So following on from last week and ending off with being gentle with yourself, this week’s theme really followed that. It was a week of giving myself a break, being kinder and more gentle with myself.
I came across the following in a magazine that I was reading this week after completing one of those ‘which one are you’ quizzes. Yes, I know I am that girl, they make those just for me!
After having completed all the questions this was part of the answer I got –
Your problem is perfectionism. Trying to bridge the gap between being good and perfect requires enormous effort on your part and is very stressful. By all means maintain your desire to do well, but re-frame this as an ideal not a rigid requirement for life. Accept your imperfections with a smile.
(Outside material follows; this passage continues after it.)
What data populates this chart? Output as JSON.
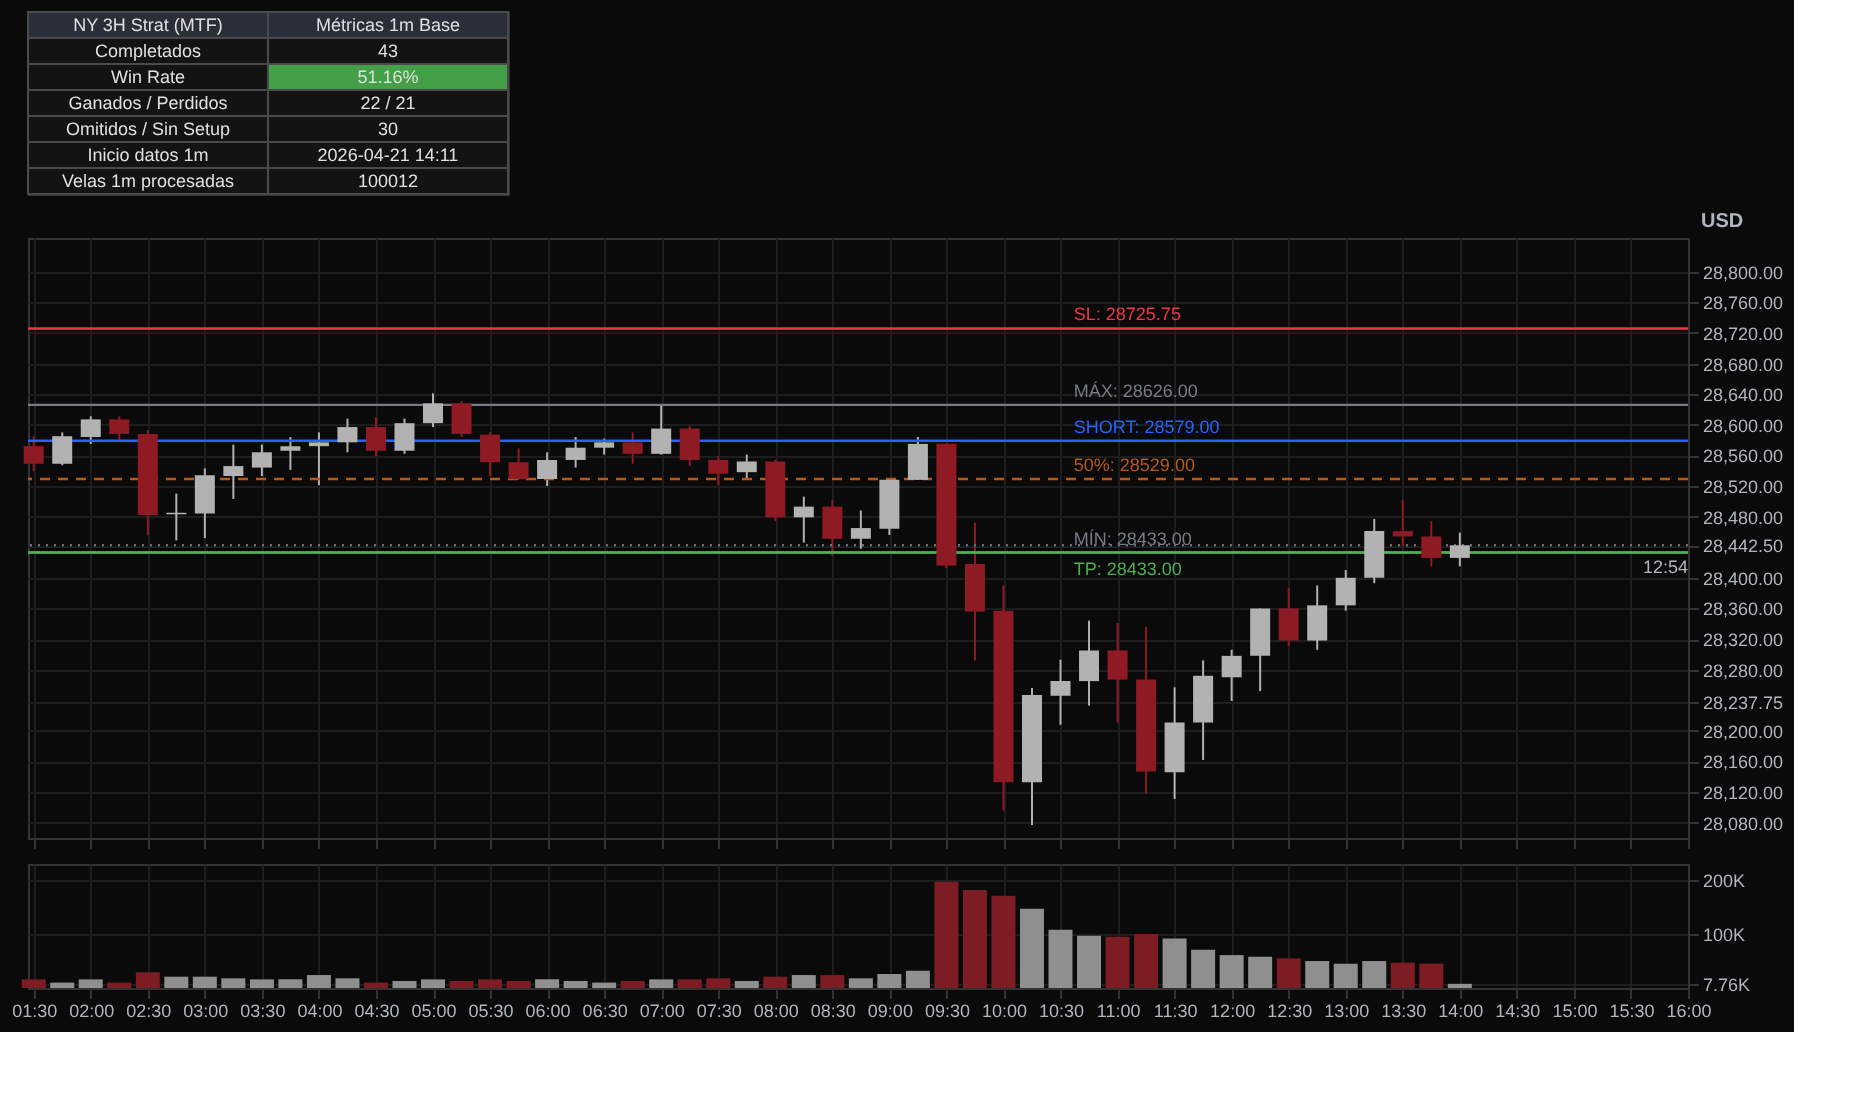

So here I am still beating myself up and considering that I am on a mission to stop being so hard on myself, obviously sub-consciously this is STILL happening. But where do I start, what do I actually do to change this obvious pattern of behaviour that I am embracing every day. Well, I have to start somewhere, so I made a big effort this week to every-time the negative self talk started or the judgement started to stop myself and give me a little pep talk. Something else I read earlier this week was about how you need to be gentle, and remind yourself how human you are and how you are allowed to ‘mess up’ or do things to less than perfect standards. And wowzers (as Inspector Gadget would say) – am I tough on me, the amount of times I had to stop and say it is ok, now worries has been rather frightening. But then it really felt like it has started working, it was quite remarkable like a gentle calm that has fallen over me, no more judgements about things not working exactly as I want them to work, more acceptance and in turn A LOT LESS time spent in my head thinking and thinking and thinking about how, where, what etc etc etc. I seriously feel like a new calmer version of me and things feel a lot easier and less complicated.
It really feels like I am on a path to a more serene me and a more accepting me. This then also reflects in my feelings and behaviour towards others and I see how I am more gentle towards them in turn. Where before I would be harshly judging I now feel like there is a deeper level of empathy surfacing within me.
Well, this is obviously working for me and I am going to a make sure that I get all three parts of my perfect inner triangle to work together – mind, heart and will. I feel like I have buy in for all three, my thoughts are there, my heart wants the change and my actions will drive this.